There are many Christmas poems, and I’m always on the lookout for new ones. What I really like, though, are poems that reach out beyond the obvious Christian message to something more universal.

 I would love to hear about your favorite Christmas Poems!

The popular Carol “I Heard the Bells On Christmas Day” comes from a poem “Christmas Bells” by Henry Wadsworth Longfellow (1807 – 1882). Written in 1863 during the heart of the Civil War, it reflects world turmoil similar to what we all might feel today. Omitting three dark stanzas about the Civil war, it goes:
 I heard the bells on Christmas Day
Their old, familiar carols play,
    And wild and sweet
    The words repeat
Of peace on earth, good-will to men!
And thought how, as the day had come,
The belfries of all Christendom
    Had rolled along
    The unbroken song
Of peace on earth, good-will to men!
And in despair I bowed my head;
“There is no peace on earth,” I said;
    “For hate is strong,
    And mocks the song
Of peace on earth, good-will to men!”
Then pealed the bells more loud and deep:
“God is not dead, nor doth He sleep;
    The Wrong shall fail,
    The Right prevail,

With peace on earth, good-will to men.”
This is still a little sappy for me, depending again on the mighty hand of God to make everything right again. My current favorite Christmas “poem” is actually a poetic section from a Charles Dickens essay, What Christmas Is As We Grow Older.
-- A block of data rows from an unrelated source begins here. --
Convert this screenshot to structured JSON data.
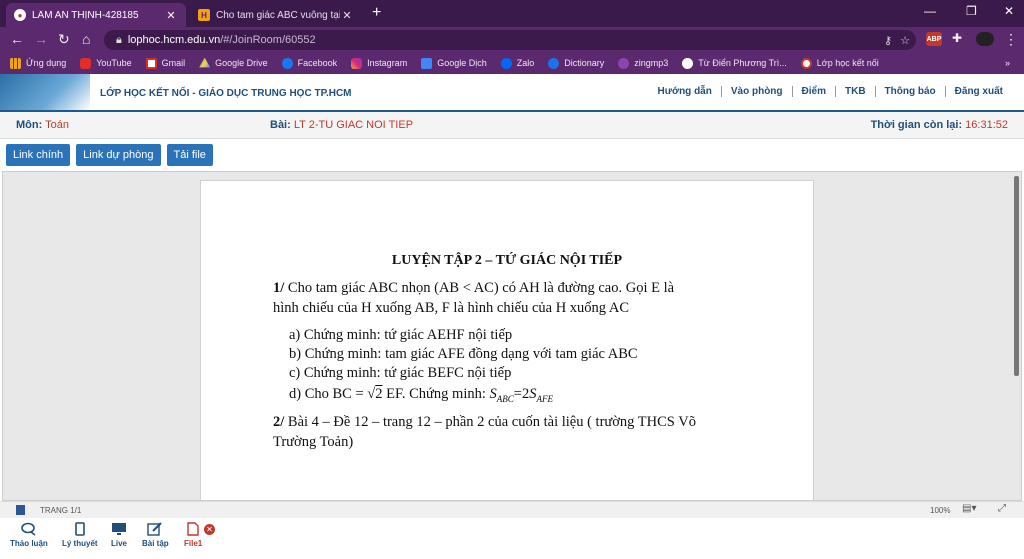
{
  "browser": {
    "tabs": [
      {
        "title": "LÂM AN THỊNH-428185",
        "active": true
      },
      {
        "title": "Cho tam giác ABC vuông tại A đư",
        "active": false
      }
    ],
    "url_host": "lophoc.hcm.edu.vn",
    "url_path": "/#/JoinRoom/60552",
    "extensions": [
      "ABP"
    ],
    "bookmarks": [
      {
        "label": "Ứng dụng",
        "icon": "apps-icon"
      },
      {
        "label": "YouTube",
        "icon": "youtube-icon"
      },
      {
        "label": "Gmail",
        "icon": "gmail-icon"
      },
      {
        "label": "Google Drive",
        "icon": "drive-icon"
      },
      {
        "label": "Facebook",
        "icon": "facebook-icon"
      },
      {
        "label": "Instagram",
        "icon": "instagram-icon"
      },
      {
        "label": "Google Dịch",
        "icon": "translate-icon"
      },
      {
        "label": "Zalo",
        "icon": "zalo-icon"
      },
      {
        "label": "Dictionary",
        "icon": "dictionary-icon"
      },
      {
        "label": "zingmp3",
        "icon": "zingmp3-icon"
      },
      {
        "label": "Từ Điển Phương Trì...",
        "icon": "dictionary-icon"
      },
      {
        "label": "Lớp học kết nối",
        "icon": "school-icon"
      }
    ],
    "more": "»"
  },
  "site": {
    "title": "LỚP HỌC KẾT NỐI -  GIÁO DỤC TRUNG HỌC TP.HCM",
    "nav": [
      "Hướng dẫn",
      "Vào phòng",
      "Điểm",
      "TKB",
      "Thông báo",
      "Đăng xuất"
    ]
  },
  "info": {
    "subject_label": "Môn:",
    "subject": "Toán",
    "lesson_label": "Bài:",
    "lesson": "LT 2-TU GIAC NOI TIEP",
    "time_label": "Thời gian còn lại:",
    "time": "16:31:52"
  },
  "buttons": [
    "Link chính",
    "Link dự phòng",
    "Tải file"
  ],
  "document": {
    "title": "LUYỆN TẬP 2 – TỨ GIÁC NỘI TIẾP",
    "q1_num": "1/",
    "q1_line1": " Cho tam giác ABC nhọn (AB < AC) có AH là đường cao. Gọi E là",
    "q1_line2": "hình chiếu của H xuống AB, F là hình chiếu của H xuống AC",
    "items": [
      "a)  Chứng minh: tứ giác AEHF nội tiếp",
      "b)  Chứng minh: tam giác AFE đồng dạng với tam giác ABC",
      "c)  Chứng minh: tứ giác BEFC nội tiếp"
    ],
    "item_d_prefix": "d)  Cho BC = ",
    "item_d_sqrt": "2",
    "item_d_mid": " EF. Chứng minh: ",
    "item_d_s1": "ABC",
    "item_d_eq": "=2",
    "item_d_s2": "AFE",
    "q2_num": "2/",
    "q2_line1": " Bài 4 – Đề 12 – trang 12 – phần 2 của cuốn tài liệu ( trường THCS Võ",
    "q2_line2": "Trường Toản)"
  },
  "status": {
    "page": "TRANG 1/1",
    "zoom": "100%"
  },
  "bottom_nav": [
    {
      "label": "Thảo luận",
      "icon": "chat-icon"
    },
    {
      "label": "Lý thuyết",
      "icon": "tablet-icon"
    },
    {
      "label": "Live",
      "icon": "monitor-icon"
    },
    {
      "label": "Bài tập",
      "icon": "edit-icon"
    },
    {
      "label": "File1",
      "icon": "pdf-file-icon"
    }
  ],
  "colors": {
    "accent": "#2a73b8",
    "browser": "#5b2a6e",
    "highlight": "#c0392b"
  }
}
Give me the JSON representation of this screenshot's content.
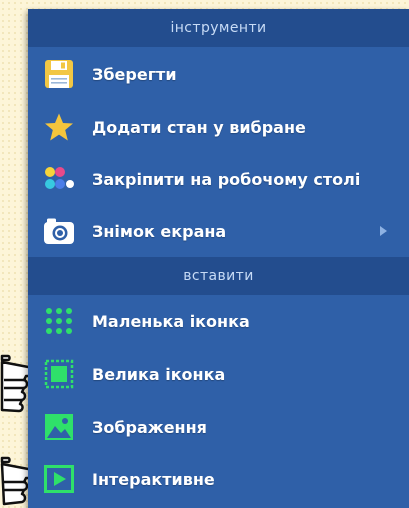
{
  "colors": {
    "menu_bg": "#2f60a8",
    "header_bg": "#234d8e",
    "header_text": "#c7dbf6",
    "item_text": "#ffffff",
    "accent_green": "#2fe06a",
    "page_bg": "#fdf5d8"
  },
  "sections": [
    {
      "title": "інструменти",
      "items": [
        {
          "label": "Зберегти",
          "icon": "floppy-disk-icon"
        },
        {
          "label": "Додати стан у вибране",
          "icon": "star-icon"
        },
        {
          "label": "Закріпити на робочому столі",
          "icon": "color-dots-icon"
        },
        {
          "label": "Знімок екрана",
          "icon": "camera-icon",
          "has_submenu": true
        }
      ]
    },
    {
      "title": "вставити",
      "items": [
        {
          "label": "Маленька іконка",
          "icon": "dot-grid-icon"
        },
        {
          "label": "Велика іконка",
          "icon": "big-icon-frame-icon"
        },
        {
          "label": "Зображення",
          "icon": "image-icon"
        },
        {
          "label": "Інтерактивне",
          "icon": "play-icon"
        }
      ]
    }
  ]
}
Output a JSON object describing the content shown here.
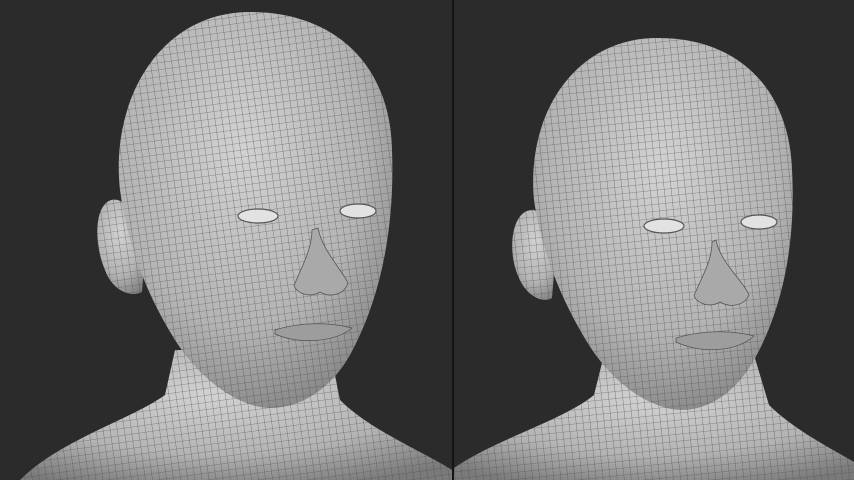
{
  "scene": {
    "background_color": "#2b2b2b",
    "mesh_color": "#b9b9b9",
    "wire_color": "#4a4a4a",
    "divider_color": "#141414",
    "panels": [
      {
        "id": "left",
        "subject": "head-wireframe-mesh"
      },
      {
        "id": "right",
        "subject": "head-wireframe-mesh"
      }
    ]
  }
}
                                  Welcome, everything!
                             Welcome, alike what has been,
                                   and what never was,
                               and what we hope may be,
                         to your shelter underneath the holly,
                       to your places round the Christmas fire,
                           where what is sits open-hearted!